Por decisão unânime, o Tribunal Superior Eleitoral (TSE) negou provimento ao recurso que buscava a cassação do mandato do senador Jorge Seif (PL‑SC). A análise do caso foi concluída nesta quinta‑feira (12), quando a Corte entendeu que não havia elementos suficientes para retirar o parlamentar do cargo.
Seif era acusado de ter recebido supostas doações irregulares do empresário Luciano Hang, proprietário da rede varejista Havan. O ministro Floriano de Azevedo Marques, relator do processo, avaliou que o conjunto probatório apresentado na ação não demonstrou de forma consistente a ocorrência de abuso de poder econômico durante as eleições de 2022. O posicionamento foi acompanhado integralmente pelos ministros Kassio Nunes Marques, André Mendonça, Cármen Lúcia, Estela Aranha e Villas Bôas Cueva, formando unanimidade no julgamento.

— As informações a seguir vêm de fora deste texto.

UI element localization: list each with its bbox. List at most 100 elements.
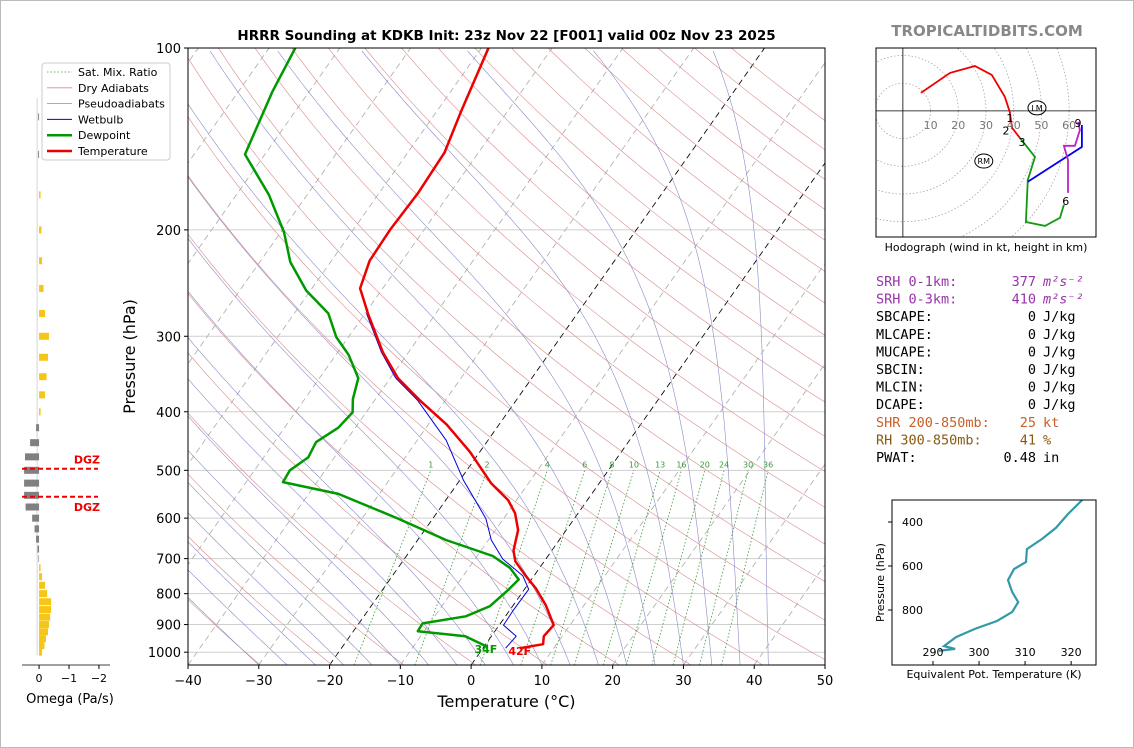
height-label: 3 bbox=[1019, 136, 1026, 149]
stat-value: 0 bbox=[1028, 362, 1036, 378]
omega-bar bbox=[39, 408, 41, 416]
omega-bar bbox=[39, 621, 49, 629]
brand: TROPICALTIDBITS.COM bbox=[891, 22, 1083, 40]
omega-tick-label: 0 bbox=[36, 672, 43, 685]
mixing-ratio-label: 2 bbox=[484, 460, 489, 469]
omega-bar bbox=[39, 581, 46, 589]
mixing-ratio-label: 30 bbox=[743, 460, 753, 469]
y-tick-label: 900 bbox=[156, 619, 181, 634]
x-tick-label: 320 bbox=[1061, 646, 1082, 659]
mixing-ratio-label: 6 bbox=[582, 460, 587, 469]
y-tick-label: 500 bbox=[156, 464, 181, 479]
ring-label: 30 bbox=[979, 119, 993, 132]
chart-title: HRRR Sounding at KDKB Init: 23z Nov 22 [… bbox=[237, 28, 775, 44]
stat-label: SRH 0-3km: bbox=[876, 292, 957, 308]
legend-label: Wetbulb bbox=[78, 113, 123, 126]
x-tick-label: −40 bbox=[174, 674, 201, 689]
ring-label: 40 bbox=[1007, 119, 1021, 132]
pseudoadiabat bbox=[188, 482, 373, 665]
isotherm bbox=[400, 61, 825, 665]
stat-value: 0 bbox=[1028, 380, 1036, 396]
dry-adiabat bbox=[188, 175, 763, 665]
omega-bar bbox=[39, 226, 42, 234]
pseudoadiabat bbox=[593, 50, 741, 665]
dry-adiabat bbox=[188, 116, 825, 661]
legend-label: Temperature bbox=[77, 145, 148, 158]
legend-label: Sat. Mix. Ratio bbox=[78, 66, 158, 79]
legend-label: Dewpoint bbox=[78, 129, 131, 142]
pseudoadiabat bbox=[712, 50, 769, 665]
y-tick-label: 800 bbox=[902, 604, 923, 617]
stat-value: 0 bbox=[1028, 397, 1036, 413]
stat-unit: in bbox=[1043, 450, 1059, 466]
dgz-label: DGZ bbox=[74, 454, 100, 467]
mixing-ratio-line bbox=[550, 470, 613, 665]
pseudoadiabat bbox=[209, 50, 628, 665]
pseudoadiabat bbox=[188, 415, 429, 665]
isotherm bbox=[258, 48, 695, 665]
stat-value: 0.48 bbox=[1003, 450, 1036, 466]
dry-adiabat bbox=[188, 535, 333, 665]
omega-bar bbox=[38, 113, 40, 121]
theta-e-line bbox=[938, 500, 1083, 652]
omega-bar bbox=[36, 535, 40, 543]
x-tick-label: 20 bbox=[604, 674, 621, 689]
omega-bar bbox=[34, 525, 40, 533]
stat-unit: J/kg bbox=[1043, 327, 1076, 343]
motion-label: RM bbox=[978, 157, 991, 166]
stat-label: RH 300-850mb: bbox=[876, 432, 982, 448]
isotherm bbox=[188, 48, 624, 665]
mixing-ratio-line bbox=[651, 470, 706, 665]
dry-adiabat bbox=[291, 48, 825, 508]
stat-label: SBCAPE: bbox=[876, 309, 933, 325]
omega-bar bbox=[39, 353, 49, 361]
omega-bar bbox=[25, 503, 40, 511]
dry-adiabat bbox=[188, 57, 825, 621]
omega-bar bbox=[39, 590, 48, 598]
omega-bar bbox=[39, 332, 49, 340]
hodograph-plot bbox=[876, 48, 1096, 237]
stat-unit: m²s⁻² bbox=[1042, 274, 1084, 290]
dry-adiabat bbox=[401, 48, 825, 403]
y-tick-label: 600 bbox=[156, 512, 181, 527]
dry-adiabat bbox=[364, 48, 825, 437]
x-tick-label: −30 bbox=[245, 674, 272, 689]
stat-label: SHR 200-850mb: bbox=[876, 415, 990, 431]
pseudoadiabat bbox=[188, 103, 599, 665]
dry-adiabat bbox=[188, 292, 620, 665]
omega-tick-label: −1 bbox=[61, 672, 77, 685]
dry-adiabat bbox=[328, 48, 825, 472]
motion-label: LM bbox=[1031, 104, 1042, 113]
stat-unit: J/kg bbox=[1043, 397, 1076, 413]
omega-bar bbox=[39, 606, 52, 614]
legend-box bbox=[41, 62, 171, 161]
stat-value: 41 bbox=[1020, 432, 1036, 448]
x-tick-label: −20 bbox=[316, 674, 343, 689]
stat-value: 0 bbox=[1028, 344, 1036, 360]
omega-bar bbox=[39, 573, 43, 581]
height-label: 1 bbox=[1006, 112, 1013, 125]
stat-unit: m²s⁻² bbox=[1042, 292, 1084, 308]
x-tick-label: 50 bbox=[817, 674, 834, 689]
hodograph-frame bbox=[875, 47, 1097, 238]
isotherm bbox=[188, 48, 553, 566]
stat-unit: % bbox=[1043, 432, 1051, 448]
height-label: 9 bbox=[1074, 117, 1081, 130]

A ação foi movida por uma coligação integrada por União Brasil, Patriota (extinto após fusão com o PRD) e PSD. As legendas alegaram que o senador teria se beneficiado da estrutura de comunicação da Havan, além de utilizar cinco aeronaves pertencentes ao empresário Luciano Hang ao longo da campanha eleitoral.
Antes de chegar ao TSE, o caso já havia sido examinado pelo Tribunal Regional Eleitoral de Santa Catarina (TRE‑SC), que absolveu Seif por unanimidade. Inconformados com o resultado, os partidos autores recorreram à instância superior.
A legislação eleitoral brasileira veda o financiamento empresarial de campanhas. Conforme a acusação, as contribuições teriam ocorrido por meio da cessão de voos em aeronaves, do uso da estrutura de mídia da Havan para divulgação da candidatura e do custeio de propaganda eleitoral por um sindicato patronal catarinense.
Durante o julgamento, a ministra Cármen Lúcia destacou:
“Há comprovação de fatos com provas indiciárias do ocorrido. O que não há é prova cabal que pode levar à cassação de mandato neste caso”.
A observação reforçou o entendimento predominante de que indícios, por si só, não bastam para aplicação de sanção tão severa.
Em seu voto, Azevedo reconheceu que é “inegável que paira uma zona cinzenta sobre o meio de transporte utilizado por Jorge Seif” nos deslocamentos realizados durante a campanha de 2022 e que “não é possível afastar a hipótese” de que parte dos trajetos tenha ocorrido em aeronaves da Havan. Ainda assim, ponderou ser “impossível afirmar com certeza, dada a ausência de provas”, que o senador estivesse nos voos das aeronaves da empresa.
O relator acrescentou que diligências como a oitiva de testemunhas e a produção de provas materiais deveriam ter sido realizadas ainda nas instâncias iniciais do processo. Segundo ele, “Nada houve, ou veio aos autos, que vinculasse o candidato a algum dos voos da Havan”.
Após a decisão, Jorge Seif se manifestou por meio de nota pública, na qual comemorou o desfecho favorável:
“Houve dias de angústia. Dias em que o peso da espera parecia grande demais, em que a fé foi colocada à prova. Não pela consciência de ter feito algo errado, porque eu sempre soube da correção dos meus atos, mas pela possibilidade de ver a vontade soberana do povo catarinense ser colocada em dúvida por narrativas que não correspondiam à verdade”.
Em outro trecho, afirmou:
“Hoje não venceu um político. Hoje venceu o voto do povo. E quando o voto do povo é respeitado, a democracia se fortalece”.